The board says after the amended act became law in January, the number of children permitted in home child care increased.
An unlicensed home care operator can have up to seven school-aged children or six if the group also consists of preschool children.
McInnis could take care of one more child if she became licensed but would also have to complete a 30-hour course, create a business and service plan and file other paperwork.
“So what’s the benefit?” she said.
The board said in its statement that it is working with McInnis to resolve the issue.
“Parents are aware that the centre is not in compliance, and the board is working with interested operators to expand access to spaces in the community for school-aged children,” reads the statement.
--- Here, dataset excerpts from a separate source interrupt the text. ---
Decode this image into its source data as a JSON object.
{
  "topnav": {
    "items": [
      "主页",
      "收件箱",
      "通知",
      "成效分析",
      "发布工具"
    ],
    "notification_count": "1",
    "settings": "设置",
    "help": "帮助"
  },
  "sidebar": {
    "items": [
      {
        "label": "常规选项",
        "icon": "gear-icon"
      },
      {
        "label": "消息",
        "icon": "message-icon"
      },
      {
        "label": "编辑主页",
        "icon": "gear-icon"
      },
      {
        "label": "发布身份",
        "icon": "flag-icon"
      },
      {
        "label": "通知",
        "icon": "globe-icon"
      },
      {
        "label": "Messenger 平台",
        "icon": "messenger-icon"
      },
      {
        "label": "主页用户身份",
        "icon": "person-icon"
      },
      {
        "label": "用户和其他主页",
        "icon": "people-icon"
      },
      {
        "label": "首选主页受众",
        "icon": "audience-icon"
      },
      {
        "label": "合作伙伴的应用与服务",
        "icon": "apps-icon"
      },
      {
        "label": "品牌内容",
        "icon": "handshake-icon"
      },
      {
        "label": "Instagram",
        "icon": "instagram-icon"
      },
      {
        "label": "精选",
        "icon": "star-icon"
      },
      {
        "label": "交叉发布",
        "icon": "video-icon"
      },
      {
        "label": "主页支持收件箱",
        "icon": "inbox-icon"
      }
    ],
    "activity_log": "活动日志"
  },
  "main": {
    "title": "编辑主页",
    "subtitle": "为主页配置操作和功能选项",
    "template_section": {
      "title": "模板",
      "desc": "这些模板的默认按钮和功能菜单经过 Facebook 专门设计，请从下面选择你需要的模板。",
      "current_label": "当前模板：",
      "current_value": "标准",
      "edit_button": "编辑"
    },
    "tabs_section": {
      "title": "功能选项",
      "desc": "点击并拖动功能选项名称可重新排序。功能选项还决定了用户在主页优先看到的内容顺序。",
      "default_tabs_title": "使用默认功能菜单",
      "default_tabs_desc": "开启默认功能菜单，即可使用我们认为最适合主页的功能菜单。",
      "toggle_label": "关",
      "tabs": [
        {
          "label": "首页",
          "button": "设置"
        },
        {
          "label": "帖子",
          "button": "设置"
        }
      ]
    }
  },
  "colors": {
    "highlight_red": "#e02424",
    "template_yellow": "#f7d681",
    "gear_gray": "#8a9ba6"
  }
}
“Wanda is not looking to break the rules, but she thinks, as well as we the parents think, there should be different rules for areas outside the city,” said Jay-Doucette.
Liberal MLA Buck Watts, who attended the meeting Sunday night, says he is going to bring the group’s message to Education, Early Learning and Culture Minister Jordan Brown.
“If nothing else, there should be some serious consideration given to some amendments to the (Early Learning and Child Care) Act,” said Watts. “I’m here to support the community, most of all to support Wanda, who has really given her heart and soul to the community, to the residents and to the children who she loves dearly.”
Child care act amended
An amendment to the Early Learning and Child Care Act came into effect on Jan. 27.
Under the new regulations, home-based child care providers can care for up to five children including two infants, six children with no infants or seven school-aged children before requiring a licence.
As well, children eligible to attend school within three months can enrol in programs for either pre-school or school-aged children, easing their transition to kindergarten.
Licensing requirements have also been clarified for single-purpose programs such as hockey camps where the purpose is not child care.
“These amendments respond to concerns from parents and child care operators who felt the new act is too restrictive in some areas,” Education, Early Learning and Culture Minister Jordan Brown said in a statement. “The amendments add flexibility in the age and number of children that operators can care for before requiring a licence — which in turn, can make their businesses more viable and create more options for families.”
The P.E.I. Early Learning and Child Care Board is responsible for overseeing adherence to the act and regulations.